Подумал ли он об этом?
Конечно, нет, он ни о чем не подумал. Только на мне лежит с давних пор гнетущее бремя думы! а он ни о чем не подумал, и, тем не менее, сейчас мне кажется, что виноват не он, а я. Да, не он: в своей благородной сердечной простоте он никогда не может быть виноват!
Умереть с прекрасным юношей, который так легко дышит, – это было бы самое лучшее! Без забот, без этой тяжести в висках, которая никогда меня не покидает!»
Реубени склоняется к бледным устам, вздрагивающим от времени до времени от боли и вместе с тем от удовлетворения – в глубоком сне, словно в конце пути. Он едва противостоит соблазну поцеловать эти чистые уста. «О, если бы он мог взять у них в поцелуе хоть частицу их бесконечного спокойствия!»
Радостное спокойствие благого дела! Сердце удовлетворено и затихло, совсем затихло!
В полночь в комнату входит, не постучавшись, какой-то человек. Оскаленное в улыбку лицо негритянского типа. Дряхлые морщины, редкие зубы между выпяченными губами, широкий придавленный нос. Глаза мигают.
– Кто это? – вскакивая, спрашивает Реубени.
Старик вежливо кланяется:
– Хозяин этого дома. Меня зовут Альдика.
– Маран?
– О, нет, – я верный сын церкви.
– Значит, хитрец, который ни в чем не признается. А мне сказали…
– Клевета.
И здесь Мольхо снял комнату без дальнейших размышлений! Какая неосторожность! Следовало бы оставить его здесь одного вместо того, чтобы делать этого человека, с негритянской внешностью, хранителем всей тайны спасения Израиля.
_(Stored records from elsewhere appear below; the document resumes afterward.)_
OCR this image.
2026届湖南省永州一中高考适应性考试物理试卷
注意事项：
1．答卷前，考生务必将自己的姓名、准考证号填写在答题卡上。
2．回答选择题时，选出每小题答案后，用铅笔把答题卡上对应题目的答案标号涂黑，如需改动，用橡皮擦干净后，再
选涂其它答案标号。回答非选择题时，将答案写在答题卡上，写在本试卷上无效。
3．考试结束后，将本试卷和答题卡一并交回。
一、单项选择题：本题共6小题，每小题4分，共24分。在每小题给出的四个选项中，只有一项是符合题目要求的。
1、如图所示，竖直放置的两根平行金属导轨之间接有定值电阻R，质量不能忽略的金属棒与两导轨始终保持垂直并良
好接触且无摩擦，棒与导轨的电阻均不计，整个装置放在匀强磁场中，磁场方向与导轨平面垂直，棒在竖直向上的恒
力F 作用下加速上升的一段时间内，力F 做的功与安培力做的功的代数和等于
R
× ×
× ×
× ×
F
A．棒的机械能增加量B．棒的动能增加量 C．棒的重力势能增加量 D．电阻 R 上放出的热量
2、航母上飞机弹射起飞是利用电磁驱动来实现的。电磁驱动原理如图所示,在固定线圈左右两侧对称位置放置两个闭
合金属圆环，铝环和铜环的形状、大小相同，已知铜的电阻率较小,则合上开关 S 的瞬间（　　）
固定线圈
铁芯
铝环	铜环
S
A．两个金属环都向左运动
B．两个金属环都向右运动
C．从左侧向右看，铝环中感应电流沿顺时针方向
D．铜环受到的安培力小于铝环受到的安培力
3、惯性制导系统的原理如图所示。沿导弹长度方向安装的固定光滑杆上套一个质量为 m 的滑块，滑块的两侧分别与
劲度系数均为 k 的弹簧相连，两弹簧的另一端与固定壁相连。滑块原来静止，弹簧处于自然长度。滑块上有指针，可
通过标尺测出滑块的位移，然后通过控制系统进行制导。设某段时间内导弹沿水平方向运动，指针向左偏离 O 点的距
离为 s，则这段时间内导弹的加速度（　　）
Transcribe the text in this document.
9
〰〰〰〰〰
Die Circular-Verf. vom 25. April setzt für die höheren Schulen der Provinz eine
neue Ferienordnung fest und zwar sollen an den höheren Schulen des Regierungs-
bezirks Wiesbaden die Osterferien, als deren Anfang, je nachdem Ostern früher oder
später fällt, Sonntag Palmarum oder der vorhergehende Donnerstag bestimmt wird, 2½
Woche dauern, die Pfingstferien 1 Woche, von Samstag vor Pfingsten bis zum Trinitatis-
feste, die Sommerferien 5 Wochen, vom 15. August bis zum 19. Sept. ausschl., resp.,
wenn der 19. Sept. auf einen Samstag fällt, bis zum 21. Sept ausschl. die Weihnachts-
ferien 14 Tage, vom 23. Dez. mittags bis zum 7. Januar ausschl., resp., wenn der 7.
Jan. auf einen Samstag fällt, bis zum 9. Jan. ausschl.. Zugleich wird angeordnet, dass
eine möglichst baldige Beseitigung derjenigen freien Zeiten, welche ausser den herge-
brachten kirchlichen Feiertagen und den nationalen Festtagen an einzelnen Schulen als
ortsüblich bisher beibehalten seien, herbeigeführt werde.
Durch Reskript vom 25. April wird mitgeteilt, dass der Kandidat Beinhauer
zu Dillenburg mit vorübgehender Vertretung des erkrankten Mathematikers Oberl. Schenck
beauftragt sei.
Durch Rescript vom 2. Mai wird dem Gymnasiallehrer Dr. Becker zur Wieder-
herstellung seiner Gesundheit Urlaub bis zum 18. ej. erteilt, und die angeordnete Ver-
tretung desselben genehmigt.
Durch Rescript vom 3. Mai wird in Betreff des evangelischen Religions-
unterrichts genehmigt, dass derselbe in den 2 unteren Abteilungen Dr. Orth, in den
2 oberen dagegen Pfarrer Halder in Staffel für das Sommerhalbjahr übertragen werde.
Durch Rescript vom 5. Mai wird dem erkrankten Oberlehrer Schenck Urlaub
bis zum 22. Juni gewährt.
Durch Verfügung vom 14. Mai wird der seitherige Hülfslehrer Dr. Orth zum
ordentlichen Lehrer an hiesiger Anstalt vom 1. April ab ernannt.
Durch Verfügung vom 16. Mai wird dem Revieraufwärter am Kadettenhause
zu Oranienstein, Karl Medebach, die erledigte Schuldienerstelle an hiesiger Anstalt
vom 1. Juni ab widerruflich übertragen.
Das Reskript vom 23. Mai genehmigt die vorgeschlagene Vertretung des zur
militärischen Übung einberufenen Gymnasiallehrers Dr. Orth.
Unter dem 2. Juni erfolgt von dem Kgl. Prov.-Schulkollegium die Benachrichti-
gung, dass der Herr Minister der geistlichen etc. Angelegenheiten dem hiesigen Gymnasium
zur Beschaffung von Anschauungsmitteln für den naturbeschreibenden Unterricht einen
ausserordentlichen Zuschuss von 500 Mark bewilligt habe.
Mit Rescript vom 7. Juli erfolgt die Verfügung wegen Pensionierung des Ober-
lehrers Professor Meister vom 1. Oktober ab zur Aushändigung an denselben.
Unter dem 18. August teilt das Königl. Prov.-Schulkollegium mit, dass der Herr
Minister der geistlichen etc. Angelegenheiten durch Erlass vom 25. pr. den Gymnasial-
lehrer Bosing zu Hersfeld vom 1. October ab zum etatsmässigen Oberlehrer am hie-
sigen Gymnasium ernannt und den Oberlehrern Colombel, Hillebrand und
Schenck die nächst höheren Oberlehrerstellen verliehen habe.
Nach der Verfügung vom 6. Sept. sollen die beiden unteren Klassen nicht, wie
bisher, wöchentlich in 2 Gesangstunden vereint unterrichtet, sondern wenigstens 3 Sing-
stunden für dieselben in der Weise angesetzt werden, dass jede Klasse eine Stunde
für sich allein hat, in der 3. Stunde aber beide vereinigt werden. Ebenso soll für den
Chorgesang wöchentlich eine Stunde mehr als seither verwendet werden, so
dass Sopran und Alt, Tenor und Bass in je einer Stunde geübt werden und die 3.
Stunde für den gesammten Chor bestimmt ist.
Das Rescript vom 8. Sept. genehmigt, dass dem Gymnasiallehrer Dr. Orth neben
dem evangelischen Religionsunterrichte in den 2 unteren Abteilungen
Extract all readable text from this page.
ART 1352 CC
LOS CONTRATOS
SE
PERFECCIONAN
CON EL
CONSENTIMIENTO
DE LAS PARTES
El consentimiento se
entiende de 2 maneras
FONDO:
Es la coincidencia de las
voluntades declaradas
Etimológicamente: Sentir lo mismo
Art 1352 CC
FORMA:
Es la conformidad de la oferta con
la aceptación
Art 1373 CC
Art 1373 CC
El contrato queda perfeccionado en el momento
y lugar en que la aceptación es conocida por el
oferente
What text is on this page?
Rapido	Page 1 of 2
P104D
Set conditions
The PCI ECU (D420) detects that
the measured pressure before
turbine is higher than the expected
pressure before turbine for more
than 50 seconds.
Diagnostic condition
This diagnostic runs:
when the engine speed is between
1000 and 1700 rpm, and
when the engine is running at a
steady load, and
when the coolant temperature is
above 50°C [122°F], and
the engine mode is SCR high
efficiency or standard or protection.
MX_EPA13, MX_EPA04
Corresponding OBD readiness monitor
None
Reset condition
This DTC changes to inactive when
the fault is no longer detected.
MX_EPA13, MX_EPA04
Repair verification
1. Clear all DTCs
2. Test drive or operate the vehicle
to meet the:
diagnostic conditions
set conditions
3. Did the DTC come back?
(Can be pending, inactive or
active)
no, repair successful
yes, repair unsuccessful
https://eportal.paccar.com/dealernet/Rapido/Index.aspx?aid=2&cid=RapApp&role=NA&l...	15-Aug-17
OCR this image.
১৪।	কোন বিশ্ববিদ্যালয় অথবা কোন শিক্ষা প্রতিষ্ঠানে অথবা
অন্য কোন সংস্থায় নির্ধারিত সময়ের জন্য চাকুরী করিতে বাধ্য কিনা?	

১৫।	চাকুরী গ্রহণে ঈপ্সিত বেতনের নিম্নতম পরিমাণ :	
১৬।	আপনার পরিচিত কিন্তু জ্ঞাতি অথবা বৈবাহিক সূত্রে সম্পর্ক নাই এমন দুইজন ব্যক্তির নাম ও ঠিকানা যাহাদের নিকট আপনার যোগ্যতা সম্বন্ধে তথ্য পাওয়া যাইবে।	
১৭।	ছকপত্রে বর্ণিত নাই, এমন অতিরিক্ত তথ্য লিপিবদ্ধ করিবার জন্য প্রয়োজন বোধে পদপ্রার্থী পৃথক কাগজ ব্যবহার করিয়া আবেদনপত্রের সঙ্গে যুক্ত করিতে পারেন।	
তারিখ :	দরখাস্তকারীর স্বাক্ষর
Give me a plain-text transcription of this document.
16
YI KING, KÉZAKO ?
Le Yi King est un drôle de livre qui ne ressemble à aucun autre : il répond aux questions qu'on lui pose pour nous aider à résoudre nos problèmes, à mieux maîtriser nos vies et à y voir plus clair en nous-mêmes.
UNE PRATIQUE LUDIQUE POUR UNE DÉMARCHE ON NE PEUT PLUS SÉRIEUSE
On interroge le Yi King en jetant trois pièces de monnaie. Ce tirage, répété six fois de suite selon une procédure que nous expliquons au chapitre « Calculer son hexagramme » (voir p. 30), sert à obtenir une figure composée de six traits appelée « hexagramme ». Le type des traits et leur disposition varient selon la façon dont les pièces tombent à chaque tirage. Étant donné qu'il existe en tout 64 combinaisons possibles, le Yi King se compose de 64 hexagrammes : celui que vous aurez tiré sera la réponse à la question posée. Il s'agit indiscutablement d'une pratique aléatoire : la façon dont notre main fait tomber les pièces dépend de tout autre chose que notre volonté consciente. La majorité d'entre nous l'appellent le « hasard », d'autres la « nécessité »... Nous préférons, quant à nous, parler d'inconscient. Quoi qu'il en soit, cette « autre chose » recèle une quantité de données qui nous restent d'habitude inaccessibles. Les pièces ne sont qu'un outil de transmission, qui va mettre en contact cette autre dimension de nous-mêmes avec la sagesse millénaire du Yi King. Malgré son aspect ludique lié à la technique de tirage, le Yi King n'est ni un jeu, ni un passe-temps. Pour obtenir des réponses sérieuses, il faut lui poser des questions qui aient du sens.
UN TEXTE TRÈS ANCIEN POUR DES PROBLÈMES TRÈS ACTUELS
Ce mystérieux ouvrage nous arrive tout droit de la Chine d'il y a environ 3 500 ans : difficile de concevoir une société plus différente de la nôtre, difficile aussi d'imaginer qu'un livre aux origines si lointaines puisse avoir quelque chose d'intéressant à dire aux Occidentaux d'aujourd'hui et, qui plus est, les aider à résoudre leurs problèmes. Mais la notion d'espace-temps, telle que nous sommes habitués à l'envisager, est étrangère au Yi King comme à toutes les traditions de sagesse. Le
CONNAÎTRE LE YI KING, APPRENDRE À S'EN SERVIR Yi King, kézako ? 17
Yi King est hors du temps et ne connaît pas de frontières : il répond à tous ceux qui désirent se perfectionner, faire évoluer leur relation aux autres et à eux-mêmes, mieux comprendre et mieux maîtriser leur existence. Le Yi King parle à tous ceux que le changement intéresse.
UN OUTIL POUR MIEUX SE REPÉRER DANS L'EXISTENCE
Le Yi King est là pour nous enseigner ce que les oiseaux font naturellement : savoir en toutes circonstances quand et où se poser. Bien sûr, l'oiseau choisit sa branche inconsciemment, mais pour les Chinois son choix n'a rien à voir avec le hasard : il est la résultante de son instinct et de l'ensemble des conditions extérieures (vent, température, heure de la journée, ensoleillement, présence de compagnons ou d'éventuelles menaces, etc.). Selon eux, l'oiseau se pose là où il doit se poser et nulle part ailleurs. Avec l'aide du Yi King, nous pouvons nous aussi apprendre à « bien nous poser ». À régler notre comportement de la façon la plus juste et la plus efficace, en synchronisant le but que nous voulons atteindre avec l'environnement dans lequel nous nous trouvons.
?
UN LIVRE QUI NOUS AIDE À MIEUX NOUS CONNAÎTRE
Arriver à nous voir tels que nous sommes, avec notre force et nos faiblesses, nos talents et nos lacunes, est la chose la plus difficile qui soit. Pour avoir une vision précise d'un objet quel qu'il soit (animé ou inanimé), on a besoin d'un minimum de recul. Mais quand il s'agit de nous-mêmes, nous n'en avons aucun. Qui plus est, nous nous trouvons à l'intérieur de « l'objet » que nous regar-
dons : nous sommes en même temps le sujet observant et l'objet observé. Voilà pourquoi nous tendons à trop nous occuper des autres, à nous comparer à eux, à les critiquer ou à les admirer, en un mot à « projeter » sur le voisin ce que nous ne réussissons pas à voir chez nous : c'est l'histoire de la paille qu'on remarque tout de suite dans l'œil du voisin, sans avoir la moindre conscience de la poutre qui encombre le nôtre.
Но немыслимо оставить умирающего.
Все заботы, все мысли снова, как железные балки, обрушиваются на голову Реубени.
– Ты не скажешь ни слова о том, что ты тут видел? – кричит он на хозяина, который все время улыбается, даже стоя у постели больного.
– Конечно, нет, – но все-таки это рискованно…
– Дай ему крузадо, – приказывает cap ученику.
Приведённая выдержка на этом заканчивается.